GypsyMoth · 01/02/2010 13:28

how did you find out about the bed sharing??

mrshibbins · 01/02/2010 13:37

he let it slip out in an email when i told him that IMHO him letting her kiss him full on the lips and lie on top of him on the sofa was inappropriate for a 9 yr old and that neither should he be helping her bathe. i said it was giving out all the wrong signals to her. he said i was sick and if he wanted to let her sleep in his bed and have a cuddle it was nobody's business but his. made me feel nauseous when i read it.

when i moved in with DP she was just 6 and social services were on the point of putting her into care, and they were very happy that i was there helping and later that year we got custody. i got her sleeping in her own bed within a month, but she used to try to tongue kiss me ... and used to talk about her friends at school kissing with tongues

after talking about it to my friend, who has now revealed that SD has said some sexually innapropriate things to her DD,i think i'm going to have to have a chat with her school ...

OP posts:
wildfish · 01/02/2010 13:40

I think you should leave it alone. Its obvious you are competing for his attention and he is choosing to give it to his DD 1st.

At the risk of being unpopular but from the other side of the fence, I think he is right in doing so - that is his child.

And I really think you are trying to make an issue out of the sleeping thing where none is likely to exist. Sorry that's the way it sounds. Plenty of kids remain kids above the age of 5.

Since it's obvious you disapprove of his attention to his child, and by the sounds of it you are not going to get your way, then find someone who matches with your views. Best all round.

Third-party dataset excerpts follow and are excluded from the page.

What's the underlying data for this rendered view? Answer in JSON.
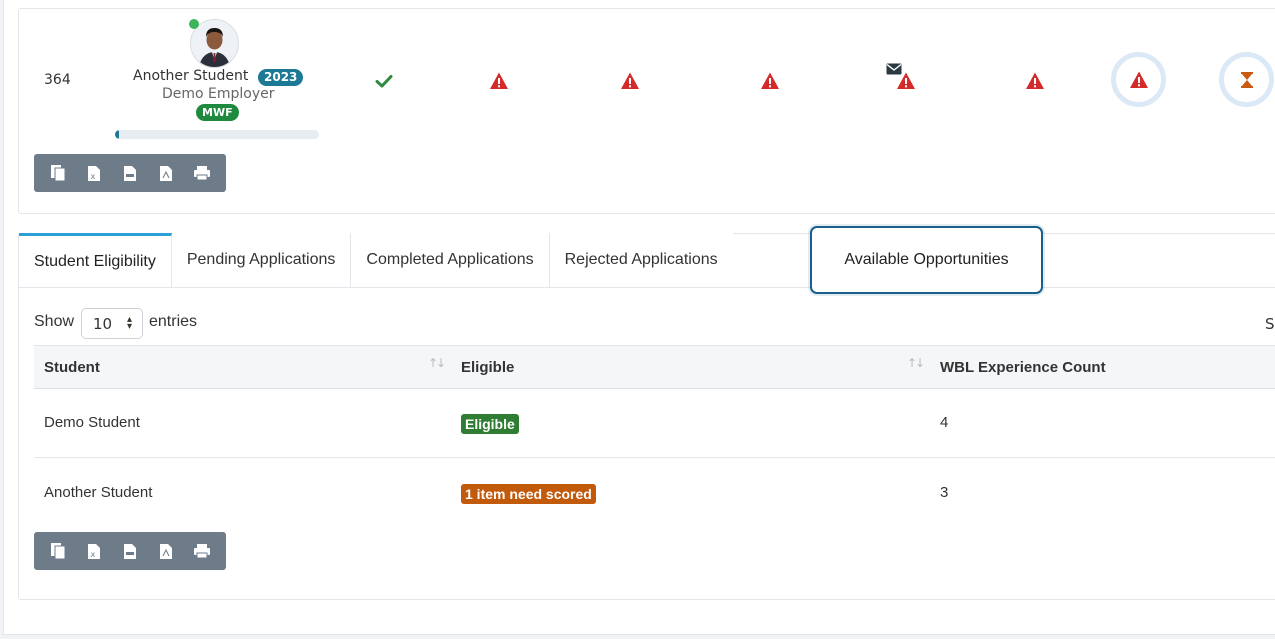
{
  "top_row": {
    "id": "364",
    "student_name": "Another Student",
    "year_badge": "2023",
    "employer": "Demo Employer",
    "schedule_badge": "MWF",
    "progress_fraction": 0.02,
    "statuses": [
      {
        "icon": "check-icon",
        "color": "#2e8b3d"
      },
      {
        "icon": "warning-icon",
        "color": "#d42a2a"
      },
      {
        "icon": "warning-icon",
        "color": "#d42a2a"
      },
      {
        "icon": "warning-icon",
        "color": "#d42a2a"
      },
      {
        "icon": "envelope-warning-icon",
        "color": "#d42a2a"
      },
      {
        "icon": "warning-icon",
        "color": "#d42a2a"
      },
      {
        "icon": "warning-icon",
        "color": "#d42a2a"
      },
      {
        "icon": "hourglass-icon",
        "color": "#c85a12"
      }
    ]
  },
  "export_buttons": [
    "copy-icon",
    "excel-icon",
    "csv-icon",
    "pdf-icon",
    "print-icon"
  ],
  "tabs": {
    "items": [
      {
        "label": "Student Eligibility",
        "active": true
      },
      {
        "label": "Pending Applications",
        "active": false
      },
      {
        "label": "Completed Applications",
        "active": false
      },
      {
        "label": "Rejected Applications",
        "active": false
      },
      {
        "label": "Available Opportunities",
        "active": false,
        "focused": true
      }
    ]
  },
  "table_controls": {
    "show_label": "Show",
    "entries_value": "10",
    "entries_label": "entries",
    "search_partial": "S"
  },
  "table": {
    "headers": [
      "Student",
      "Eligible",
      "WBL Experience Count"
    ],
    "rows": [
      {
        "student": "Demo Student",
        "eligible": "Eligible",
        "eligible_color": "#2e7d32",
        "count": "4"
      },
      {
        "student": "Another Student",
        "eligible": "1 item need scored",
        "eligible_color": "#c25a0c",
        "count": "3"
      }
    ]
  },
  "colors": {
    "accent": "#2a9fd8",
    "teal_badge": "#1c7a96",
    "green_badge": "#1f8a3d",
    "toolbar": "#6e7b89",
    "focus_ring": "#1a5f8a"
  }
}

wildfish · 01/02/2010 13:43

"to have a chat with her school ..." over something sd->dd->mum->you

Do you really want to down that route ?

Reading this thread it sounds like you are now out for revenge, and not a concerned person.

2rebecca · 01/02/2010 13:44

That is weird.

GypsyMoth · 01/02/2010 13:45

where does she normally sleep..when you lived with them?

2rebecca · 01/02/2010 13:47

The tongue kissing and her lying on top of him on sofa is weird I meant.
I agree though that if the relationship is over then you are probably best ignoring them both rather than stirring up trouble and that there is probably more codependency than abuse.

mrshibbins · 01/02/2010 14:31

ah wildfish. but how can we possibly rebuild our relationship when we never see one another alone and he always brings her with him and she always always acts up? we are supposed to be dating again (were supposed to be ...)

say you were a single man or woman and starting seeing someone who was a single parent. would you expect a 9 year old to come on every single date and push between you if you so much as had a peck on the cheek?

or would you get a bit fed up with it?

i don't think i'm competing. is it wrong for a woman to expect to be even talked to by her boyfriend when he comes to see her?

OP posts:
wildfish · 01/02/2010 14:36

mrshibbins I'm not saying what you want isn't right, but this isn't right for you.

What I do feel is that he and his daughter is a package. This is the package in front of you. Its is not what you want, so simply move on.

Its always complicated and I am not one for single simple solutions. Each case is its own, here it doesn't match. Whatever reason he has, whatever feelings he has, he is choosing to please/look after DD as a priority.